Достоверно лишь, что вслед за победителями всегда крадутся грабители. Однако солдаты к этому непричастны, особенно солдаты современные.
За каждой армией тянется хвост, — вот где следует искать виновников. Существа, родственные летучим мышам, полуразбойники — полулакеи, все разновидности нетопырей, возникающие в сумерках, которые именуются войной, люди, облаченные в военные мундиры, по никогда не сражавшиеся, мнимые больные, злобные калеки, подозрительные маркитанты, разъезжающие в тележках, иногда даже со своими женами, и ворующие то, что сами продали, нищие, предлагающие себя офицерам в проводники, обозная прислуга, мародеры — весь этот сброд волочился во время похода за армией прежнего времени (мы не имеем в виду армию современную) и даже получил на специальном языке кличку «ползунов». Никакая армия и никакая нация за них не ответственны. Они говорили по-итальянски — и следовали за немцами, говорили по-французски — и следовали за англичанами. Один из таких подлецов, испанский «ползун», болтавший по-французски на тарабарско-пикарском наречии, обманул маркиза де Фервака, полагавшего, что это француз. Маркиз был убит и ограблен на поле битвы под Серизолой в ночь после победы. Узаконенный грабеж породил грабителя. Следствием отвратительного принципа: «жить на счет врага» явилась язва, исцелить которую могла лишь суровая дисциплина. Существуют обманчивые репутации; порой трудно понять, чему приписать необыкновенную популярность иных полководцев, хотя бы и великих. Тюренн был любим своими солдатами за то, что допускал грабеж — дозволенное зло является одним из проявлений доброты; Тюренн был настолько добр, что разрешил предать Палатинат огню и мечу. Количество присосавшихся к армии мародеров зависело от большей или меньшей строгости главнокомандующего. В армиях Гоша и Марсо «ползунов» совсем не было; следует отдать справедливость Веллингтону, что и в его армии их было мало.
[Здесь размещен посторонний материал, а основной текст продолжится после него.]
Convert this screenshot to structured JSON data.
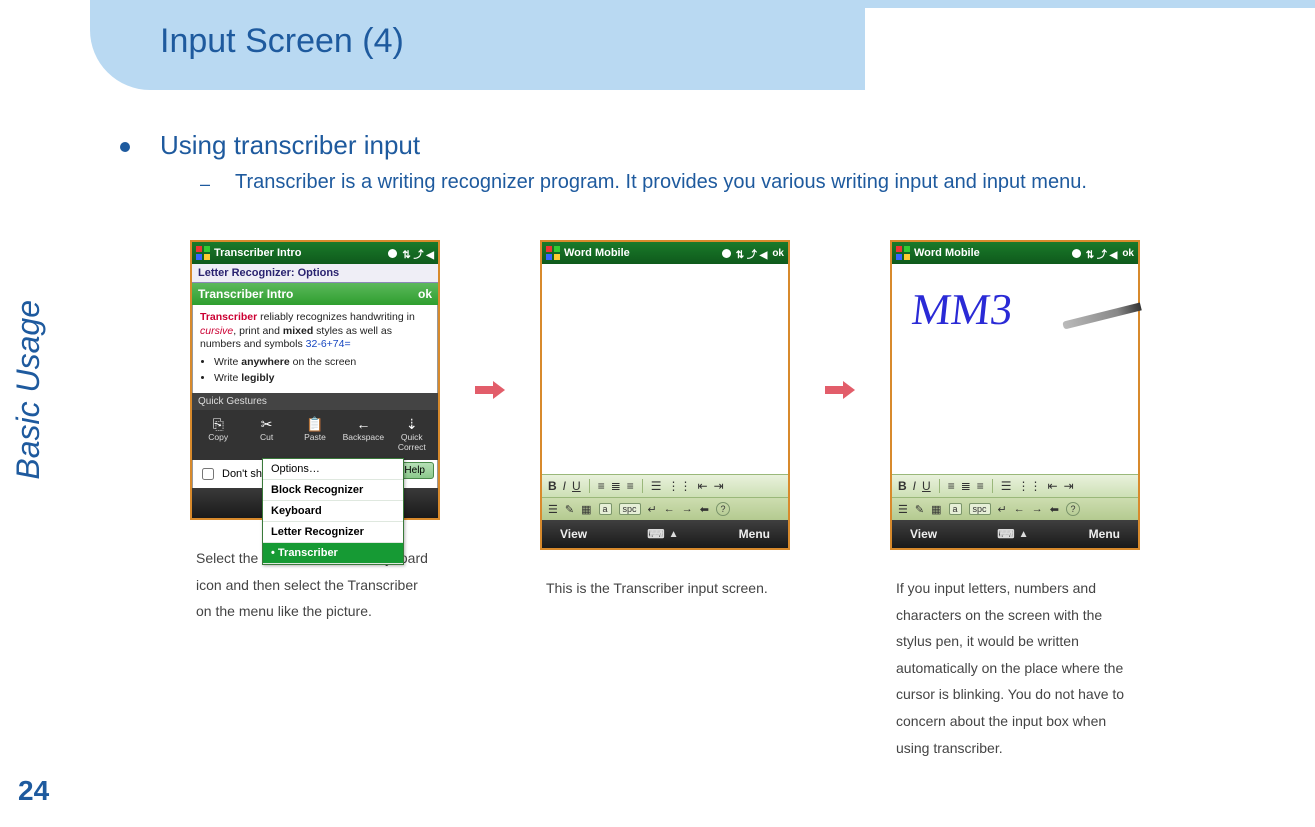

Тем не менее в ночь с 18 на 19 июня мертвецов раздевали. Веллингтон был суров; он издал приказ беспощадно расстреливать каждого, кто будет пойман на месте преступления. Но привычка грабить пускает глубокие корни. Мародеры воровали на одном конце поля, в то время как на другом их расстреливали. Зловеще светила луна над этой равниной.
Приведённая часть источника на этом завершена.